Человек и оружие - Гончар Олесь - Страница 48
- Предыдущая
- 48/73
- Следующая
— А меня в Севастополе беда эта застала, — повествует другой. — Ночью в небе загудели самолеты, в районе порта ударили вдруг зенитки. В огнях прожекторов видим, как один за другим спускаются над бухтой огромные парашюты, — позже мы узнали: пятисоткилограммовые мины сбрасывали немцы в бухту. Две упали на берег, несколько домов взрывом снесло. Курсанты наши выстроились по тревоге, стоят на линейке и не поймут, что такое: огни, парашюты, взрывы. И страшно и смешно. Только смех наш ненатуральный, нервный какой-то… Чьи самолеты? Турции? Германии? В шесть утра по радио объявляют: были самолеты, один сбит, по обломкам сейчас распознают, какому государству он принадлежал…
Поговорят — и снова молчание.
Море лежит перед ними спокойное, только лунная дорожка, простершись вдаль, тихо трепещет. От берега узенькая, а дальше — широкая, манит куда-то. Те, кому раны позволяют, купаются при луне, и видно, как поблескивают мокрые мускулистые тела, а вдоль берега всюду звучат песни, будто и нет войны, все тут как бы отрицает ее, это тихое море уже одним своим видом протестует против нее: «Я для шепота тополей… я для счастья влюбленных… для рыбацких костров… для мартеновских величественных огней…»
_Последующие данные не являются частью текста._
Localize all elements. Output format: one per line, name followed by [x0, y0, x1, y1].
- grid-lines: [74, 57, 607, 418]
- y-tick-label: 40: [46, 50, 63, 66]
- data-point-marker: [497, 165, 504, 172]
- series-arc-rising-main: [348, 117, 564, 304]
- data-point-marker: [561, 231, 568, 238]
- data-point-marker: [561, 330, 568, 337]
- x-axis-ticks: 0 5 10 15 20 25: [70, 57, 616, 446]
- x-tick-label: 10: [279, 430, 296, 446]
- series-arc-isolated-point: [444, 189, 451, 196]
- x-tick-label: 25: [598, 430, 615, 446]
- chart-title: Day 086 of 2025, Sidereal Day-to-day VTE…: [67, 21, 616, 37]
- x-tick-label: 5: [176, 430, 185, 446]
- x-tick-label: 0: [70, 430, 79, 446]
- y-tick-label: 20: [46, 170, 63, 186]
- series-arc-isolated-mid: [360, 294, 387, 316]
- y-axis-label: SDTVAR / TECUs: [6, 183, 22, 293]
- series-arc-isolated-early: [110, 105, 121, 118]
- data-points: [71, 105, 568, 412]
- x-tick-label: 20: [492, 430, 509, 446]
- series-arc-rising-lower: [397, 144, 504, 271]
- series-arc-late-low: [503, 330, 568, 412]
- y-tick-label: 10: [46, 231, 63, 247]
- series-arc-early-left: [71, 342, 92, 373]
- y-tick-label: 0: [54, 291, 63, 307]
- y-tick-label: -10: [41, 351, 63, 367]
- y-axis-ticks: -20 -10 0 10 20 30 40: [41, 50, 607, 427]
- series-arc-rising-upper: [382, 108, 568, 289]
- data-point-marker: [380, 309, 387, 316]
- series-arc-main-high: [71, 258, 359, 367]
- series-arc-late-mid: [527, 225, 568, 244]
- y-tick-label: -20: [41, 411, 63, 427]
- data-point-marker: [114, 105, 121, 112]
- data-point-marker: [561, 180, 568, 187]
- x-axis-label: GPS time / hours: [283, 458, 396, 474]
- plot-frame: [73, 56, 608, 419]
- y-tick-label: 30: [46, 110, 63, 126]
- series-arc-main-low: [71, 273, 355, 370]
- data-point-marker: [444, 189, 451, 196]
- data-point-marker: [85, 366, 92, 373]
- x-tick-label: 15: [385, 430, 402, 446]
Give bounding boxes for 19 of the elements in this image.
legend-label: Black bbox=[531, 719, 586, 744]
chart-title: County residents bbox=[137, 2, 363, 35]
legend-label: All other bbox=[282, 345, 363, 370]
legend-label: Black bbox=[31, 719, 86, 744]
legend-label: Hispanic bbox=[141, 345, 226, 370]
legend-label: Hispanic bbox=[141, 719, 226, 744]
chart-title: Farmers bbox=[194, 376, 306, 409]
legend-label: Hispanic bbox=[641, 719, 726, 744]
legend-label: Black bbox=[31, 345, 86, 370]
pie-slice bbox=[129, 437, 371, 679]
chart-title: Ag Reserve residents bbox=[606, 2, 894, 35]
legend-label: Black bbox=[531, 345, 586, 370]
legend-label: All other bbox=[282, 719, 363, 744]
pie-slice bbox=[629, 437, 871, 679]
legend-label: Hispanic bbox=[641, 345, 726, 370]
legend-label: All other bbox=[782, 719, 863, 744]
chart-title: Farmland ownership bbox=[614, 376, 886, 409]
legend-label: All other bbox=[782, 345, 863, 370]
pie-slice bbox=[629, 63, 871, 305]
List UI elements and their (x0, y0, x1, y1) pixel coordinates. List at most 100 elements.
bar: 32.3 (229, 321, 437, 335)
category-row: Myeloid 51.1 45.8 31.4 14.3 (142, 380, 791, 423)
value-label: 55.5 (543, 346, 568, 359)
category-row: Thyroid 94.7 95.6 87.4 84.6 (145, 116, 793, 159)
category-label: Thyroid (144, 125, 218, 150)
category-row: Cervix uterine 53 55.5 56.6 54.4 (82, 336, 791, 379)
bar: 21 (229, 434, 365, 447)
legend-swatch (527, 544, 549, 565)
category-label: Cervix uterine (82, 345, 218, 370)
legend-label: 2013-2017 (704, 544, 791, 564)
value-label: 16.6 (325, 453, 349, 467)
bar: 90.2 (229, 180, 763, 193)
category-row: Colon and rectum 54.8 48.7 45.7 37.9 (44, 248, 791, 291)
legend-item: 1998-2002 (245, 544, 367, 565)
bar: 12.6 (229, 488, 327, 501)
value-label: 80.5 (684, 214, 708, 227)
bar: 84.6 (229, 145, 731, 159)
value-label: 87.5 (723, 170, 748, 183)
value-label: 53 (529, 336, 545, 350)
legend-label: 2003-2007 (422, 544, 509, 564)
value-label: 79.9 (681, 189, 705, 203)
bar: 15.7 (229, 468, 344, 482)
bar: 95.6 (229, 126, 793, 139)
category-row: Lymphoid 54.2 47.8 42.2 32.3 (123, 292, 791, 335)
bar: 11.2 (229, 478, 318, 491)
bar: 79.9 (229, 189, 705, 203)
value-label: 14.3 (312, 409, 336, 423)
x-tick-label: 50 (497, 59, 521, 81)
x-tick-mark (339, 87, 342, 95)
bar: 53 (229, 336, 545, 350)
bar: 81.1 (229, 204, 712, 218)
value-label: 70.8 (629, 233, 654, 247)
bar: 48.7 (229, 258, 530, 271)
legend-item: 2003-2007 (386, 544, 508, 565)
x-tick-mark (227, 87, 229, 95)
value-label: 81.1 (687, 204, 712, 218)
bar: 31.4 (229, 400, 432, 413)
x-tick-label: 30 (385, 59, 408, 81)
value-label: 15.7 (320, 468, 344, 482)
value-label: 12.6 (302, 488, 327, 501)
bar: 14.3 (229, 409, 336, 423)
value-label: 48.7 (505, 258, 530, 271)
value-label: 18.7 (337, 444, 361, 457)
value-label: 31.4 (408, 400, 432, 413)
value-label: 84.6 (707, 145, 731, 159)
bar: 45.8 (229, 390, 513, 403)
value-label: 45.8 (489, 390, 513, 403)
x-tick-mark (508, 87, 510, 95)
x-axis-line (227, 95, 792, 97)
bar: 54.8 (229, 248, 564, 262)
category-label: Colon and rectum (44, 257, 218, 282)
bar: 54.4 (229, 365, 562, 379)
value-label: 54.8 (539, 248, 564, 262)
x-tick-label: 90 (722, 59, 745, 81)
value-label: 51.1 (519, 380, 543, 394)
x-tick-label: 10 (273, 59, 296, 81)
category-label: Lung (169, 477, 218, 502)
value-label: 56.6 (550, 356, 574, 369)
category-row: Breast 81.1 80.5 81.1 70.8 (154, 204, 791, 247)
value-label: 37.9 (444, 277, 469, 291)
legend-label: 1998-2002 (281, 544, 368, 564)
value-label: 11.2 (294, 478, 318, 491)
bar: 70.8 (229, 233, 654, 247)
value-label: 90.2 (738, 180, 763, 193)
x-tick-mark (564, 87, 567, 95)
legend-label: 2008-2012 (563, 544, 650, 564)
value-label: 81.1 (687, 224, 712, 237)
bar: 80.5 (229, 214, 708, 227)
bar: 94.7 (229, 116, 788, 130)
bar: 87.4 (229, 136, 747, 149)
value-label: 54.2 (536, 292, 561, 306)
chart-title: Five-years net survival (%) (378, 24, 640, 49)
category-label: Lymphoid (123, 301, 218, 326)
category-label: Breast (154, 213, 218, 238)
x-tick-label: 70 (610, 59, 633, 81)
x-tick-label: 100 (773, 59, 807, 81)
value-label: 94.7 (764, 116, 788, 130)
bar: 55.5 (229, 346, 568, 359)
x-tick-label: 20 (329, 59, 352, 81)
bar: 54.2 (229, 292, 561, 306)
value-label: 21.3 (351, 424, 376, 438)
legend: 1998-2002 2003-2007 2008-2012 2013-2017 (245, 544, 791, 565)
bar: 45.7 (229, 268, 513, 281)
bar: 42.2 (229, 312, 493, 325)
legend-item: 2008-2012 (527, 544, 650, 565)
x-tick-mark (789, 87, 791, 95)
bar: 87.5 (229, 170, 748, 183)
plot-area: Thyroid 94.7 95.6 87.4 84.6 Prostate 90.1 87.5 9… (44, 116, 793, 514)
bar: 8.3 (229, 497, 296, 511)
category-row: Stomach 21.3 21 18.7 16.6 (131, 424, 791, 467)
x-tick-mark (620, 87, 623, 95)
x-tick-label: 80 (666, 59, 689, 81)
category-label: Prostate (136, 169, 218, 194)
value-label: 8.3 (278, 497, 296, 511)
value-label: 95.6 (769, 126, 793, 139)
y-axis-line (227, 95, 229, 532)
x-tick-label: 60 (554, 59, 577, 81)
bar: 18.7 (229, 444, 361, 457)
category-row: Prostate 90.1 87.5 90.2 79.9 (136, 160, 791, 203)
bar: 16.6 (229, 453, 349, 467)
На берегу моря, неподалеку от лагеря выздоравливающих, раскинулся металлургический завод. Он работает с пригашенными огнями, замаскированный, но никакой маскировкой не может скрыть своего зарева, как здоровый человек не в состоянии скрыть своего здоровья, своего полыхающего румянца. Зарево чуть-чуть пробивается над цехами, и его видно далеко, порой в районе завода целую ночь хлопают зенитки, и тогда все небо — над морем и над заводом — в тревожном гудении самолетов, в лучах прожекторов. Сейчас ничего этого нет, лишь где-то далеко, за горизонтом, в море, время от времени слышатся глухие непонятные взрывы; возможно, немец опять бомбит теплоходы, которые везут из Одессы эвакуированных. В выздоровбате есть такие, что чудом спаслись с тех разбомбленных в море теплоходов.
Когда Богдан сидит вот так на берегу моря, а хлопцы заводят разговор об университете, всякий раз перед ним появляется со своей легкой улыбкой Таня. Босая, припорошенная дорожной пылью, такая, какой он видел ее в последний раз в Чугуеве. Он написал ей уже две открытки, но не уверен, получила ли, — если бы получила, была бы уже здесь, он знает ее нрав. А может, еще приедет, может, еще застанет его перед отправкой на фронт? О, как он хотел бы увидеть ее, хоть на миг встретить тут, возле моря, среди горячих степей приазовских! «Где ты сейчас, хорошая, родная моя? Разве мы с тобой не имеем права на это море, на запахи степи, на шелест парков в эти лунные ночи?»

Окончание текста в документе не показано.